Thursday, May 20, 2010

Underserved, unearned and unmerited favor. (The Grace of God)

One day my heart was extremely heavy and I bowed before the Lord. Last year and part of this year have been trying times for me. My stepfather, who'd raised me since I was two, had been diagnosed with methastatic cancer of which he kept from the family.

I watched my stepfather suffer in tremendous pain and agony. Being, I'm the only daughter of four siblings, my family looked to me for support and encouragement. After his death I went into isolation as well as depression. I didn't want to be bother with anyone. Besides other things in my life appeared not to be going well, either.

So, I went before the Lord with a heavy burden. I prayed and prayed and asked God: "What have I been doing wrong? Why are my burdens so heavy? Why does it seems as if You don't hear my prayers? While, praying the Holy Spirit spoke to me and began ministering to me about "grace". Now grace is underserved, unearned and unmerited favor from God, given too us in the personage of Jesus Christ.

For we know that "God so loved the world, that He gave his only begotten Son to die for the sins of this world. Blotting out the handwriting and ordinances that stood against us, by nailing it to the cross. Knowing that anything we ask in Jesus name, if we believe, God hears us and answer our prayers" (my paraphrase versions).

As much as I believed this, why did it seemed my prayers were not being answered. Well, after praying on this particular day, the Holy Spirit led me to a book I purchased a couple of years ago, named: "Destined to Reign" by Joseph Prince. Obviously I had read the book before, because there were some sections of the book already highlighted. I didn't quite remember reading it and if I had, it was clear I didn't retain what I'd read.

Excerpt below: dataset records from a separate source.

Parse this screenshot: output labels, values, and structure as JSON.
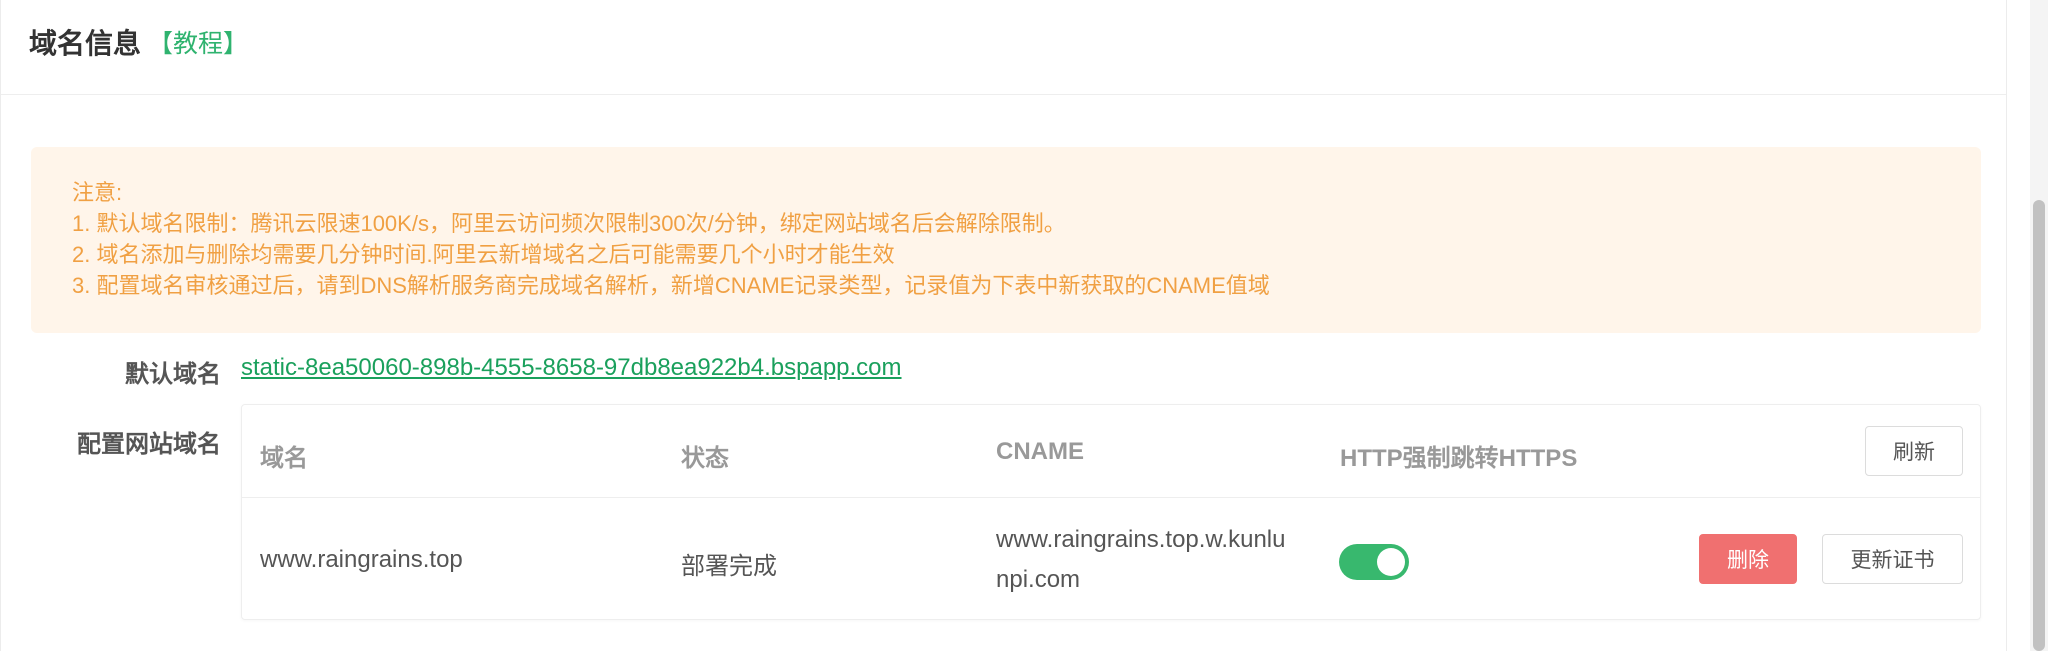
{
  "header": {
    "title": "域名信息",
    "tutorial_link": "【教程】"
  },
  "notice": {
    "heading": "注意:",
    "lines": [
      "1. 默认域名限制：腾讯云限速100K/s，阿里云访问频次限制300次/分钟，绑定网站域名后会解除限制。",
      "2. 域名添加与删除均需要几分钟时间.阿里云新增域名之后可能需要几个小时才能生效",
      "3. 配置域名审核通过后，请到DNS解析服务商完成域名解析，新增CNAME记录类型，记录值为下表中新获取的CNAME值域"
    ]
  },
  "default_domain": {
    "label": "默认域名",
    "value": "static-8ea50060-898b-4555-8658-97db8ea922b4.bspapp.com"
  },
  "config_domain": {
    "label": "配置网站域名",
    "columns": [
      "域名",
      "状态",
      "CNAME",
      "HTTP强制跳转HTTPS"
    ],
    "refresh_label": "刷新",
    "rows": [
      {
        "domain": "www.raingrains.top",
        "status": "部署完成",
        "cname_line1": "www.raingrains.top.w.kunlu",
        "cname_line2": "npi.com",
        "force_https": true,
        "delete_label": "删除",
        "renew_label": "更新证书"
      }
    ]
  },
  "colors": {
    "accent_green": "#2fb36f",
    "toggle_on": "#38b86e",
    "notice_bg": "#fff5ea",
    "notice_text": "#f0a043",
    "danger": "#f07070"
  }
}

Being that I'm a follower of God's word, I'm disciplined enough to know that I should study the word for myself. So, I sat down with my bible and opened the book. As I began reading the book I ran across a paragraph that has changed my life forever. It reads:

"What believers do is that they take the system of the world and apply it to their Christian life. Instead of depending on God's grace for His favor and blessings to flow, they depend on their self-efforts to try to deserve God's favor and blessings.

Yet God's way is not for us to be blessed by our own efforts. You cannot earn God's blessing by your performance. God's blessing are based enitrely on His grace. His blessings over our life have to be underserved, unearned and unmerited. In other words, there is nothing that you can do to deserve His blessings, for they are based entirely on receiving Jesus, and through his finished work, the abundance of grace and the gift of righteousness".

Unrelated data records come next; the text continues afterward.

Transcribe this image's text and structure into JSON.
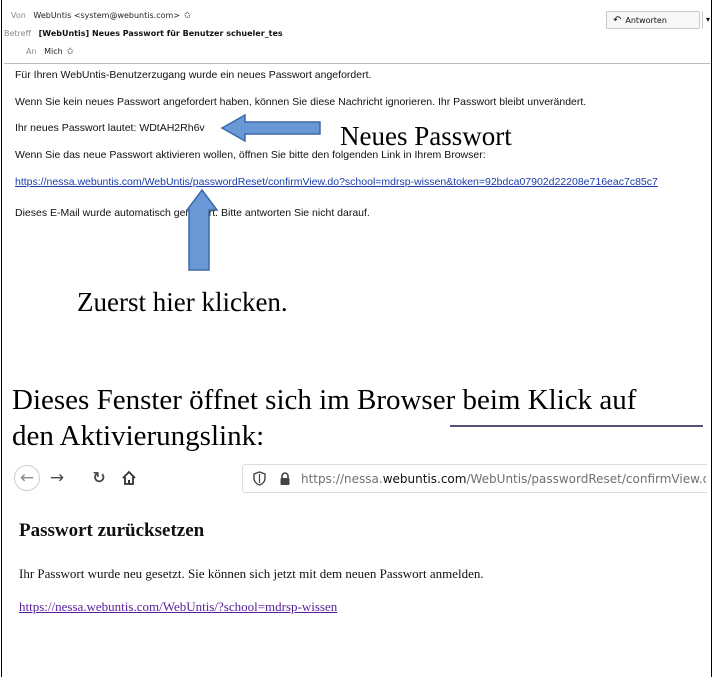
{
  "email": {
    "from_label": "Von",
    "from_value": "WebUntis <system@webuntis.com>",
    "subject_label": "Betreff",
    "subject_value": "[WebUntis] Neues Passwort für Benutzer schueler_tes",
    "to_label": "An",
    "to_value": "Mich",
    "reply_button_label": "Antworten",
    "more_button_label": "▾",
    "body": {
      "line1": "Für Ihren WebUntis-Benutzerzugang wurde ein neues Passwort angefordert.",
      "line2": "Wenn Sie kein neues Passwort angefordert haben, können Sie diese Nachricht ignorieren. Ihr Passwort bleibt unverändert.",
      "line3": "Ihr neues Passwort lautet: WDtAH2Rh6v",
      "line4": "Wenn Sie das neue Passwort aktivieren wollen, öffnen Sie bitte den folgenden Link in Ihrem Browser:",
      "link": "https://nessa.webuntis.com/WebUntis/passwordReset/confirmView.do?school=mdrsp-wissen&token=92bdca07902d22208e716eac7c85c7",
      "line5": "Dieses E-Mail wurde automatisch generiert. Bitte antworten Sie nicht darauf."
    }
  },
  "annotations": {
    "new_password": "Neues Passwort",
    "click_here": "Zuerst hier klicken.",
    "window_note_line1": "Dieses Fenster öffnet sich im Browser beim Klick auf",
    "window_note_line2": "den Aktivierungslink:"
  },
  "browser": {
    "url_prefix": "https://nessa.",
    "url_domain": "webuntis.com",
    "url_suffix": "/WebUntis/passwordReset/confirmView.do",
    "page_title": "Passwort zurücksetzen",
    "page_text": "Ihr Passwort wurde neu gesetzt. Sie können sich jetzt mit dem neuen Passwort anmelden.",
    "page_link": "https://nessa.webuntis.com/WebUntis/?school=mdrsp-wissen"
  },
  "colors": {
    "arrow_fill": "#6a98d6",
    "arrow_stroke": "#3d6aa8",
    "link": "#1a3ea8",
    "visited_link": "#5a1d9a"
  },
  "icons": [
    "star-icon",
    "reply-icon",
    "back-arrow-icon",
    "forward-arrow-icon",
    "reload-icon",
    "home-icon",
    "shield-icon",
    "lock-icon"
  ]
}
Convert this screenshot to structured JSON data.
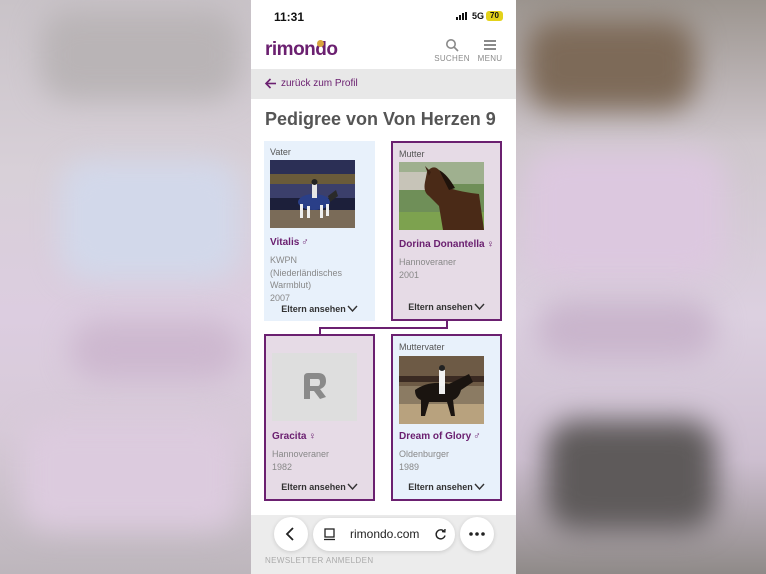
{
  "status": {
    "time": "11:31",
    "network": "5G",
    "battery": "70"
  },
  "header": {
    "logo": "rimondo",
    "search_label": "SUCHEN",
    "menu_label": "MENU"
  },
  "nav": {
    "back_label": "zurück zum Profil"
  },
  "page": {
    "title": "Pedigree von Von Herzen 9"
  },
  "pedigree": [
    {
      "role": "Vater",
      "name": "Vitalis",
      "sex": "♂",
      "breed": "KWPN (Niederländisches Warmblut)",
      "year": "2007",
      "link": "Eltern ansehen"
    },
    {
      "role": "Mutter",
      "name": "Dorina Donantella",
      "sex": "♀",
      "breed": "Hannoveraner",
      "year": "2001",
      "link": "Eltern ansehen"
    },
    {
      "role": "",
      "name": "Gracita",
      "sex": "♀",
      "breed": "Hannoveraner",
      "year": "1982",
      "link": "Eltern ansehen"
    },
    {
      "role": "Muttervater",
      "name": "Dream of Glory",
      "sex": "♂",
      "breed": "Oldenburger",
      "year": "1989",
      "link": "Eltern ansehen"
    }
  ],
  "footer": {
    "newsletter": "NEWSLETTER ANMELDEN"
  },
  "browser": {
    "url": "rimondo.com"
  },
  "colors": {
    "brand_purple": "#6b2070",
    "card_blue": "#e8f1fb",
    "card_purple": "#e6dbe6"
  }
}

Wow! These two paragraphs hit me like a big gust of wind. As I began to read further comparing the author's word to scripture. I realized, why I had difficulty getting my prayers answered. It was because I was coming before the Lord with guilt and commendation. I was still holding on to my past sins and believed he would not bless me because of them.

Every time I prayed I would send Jesus back to the cross all over again. I would often repeat how I was sinner and dwelled on the things of my past. Every time I prayed, I would repeat and ask forgiveness for something that I already asked forgiveness for.

I kept trying to fulfill the Law (Ten Commandents) in order to have a right relationship with God. But what I didn't realize was, Jesus had already fulfilled the Law and disarmed Satan of all his power:

Colossians 2:14-15, 14"having wiped out the handwriting of requirements that was against us, which was contrary to us. And he has taken it out of the way, having nailed it to the cross. 15Having disarmed principalities and powers, He made a public spectacle of the, triumphing over them in it.

Praise God! This scripture made me realize I was trying to earn my own righteouness and I couldn't because, Jesus has already made me righteous at the cross. So no longer am I bound by my past, present or future. I know I am the righteousness of God, not because of who I am, but because of who He is and what He did.

When Satan attempts to remind me of past, with lies and deceit. I can truly say "there is no condemnation in those who believe in Christ Jesus." I can go boldly before the throne of grace with my petitions, assured that my Father hears and will answer them.

Are you living under underserved, unearned and unmerited favor or are you still being condemned?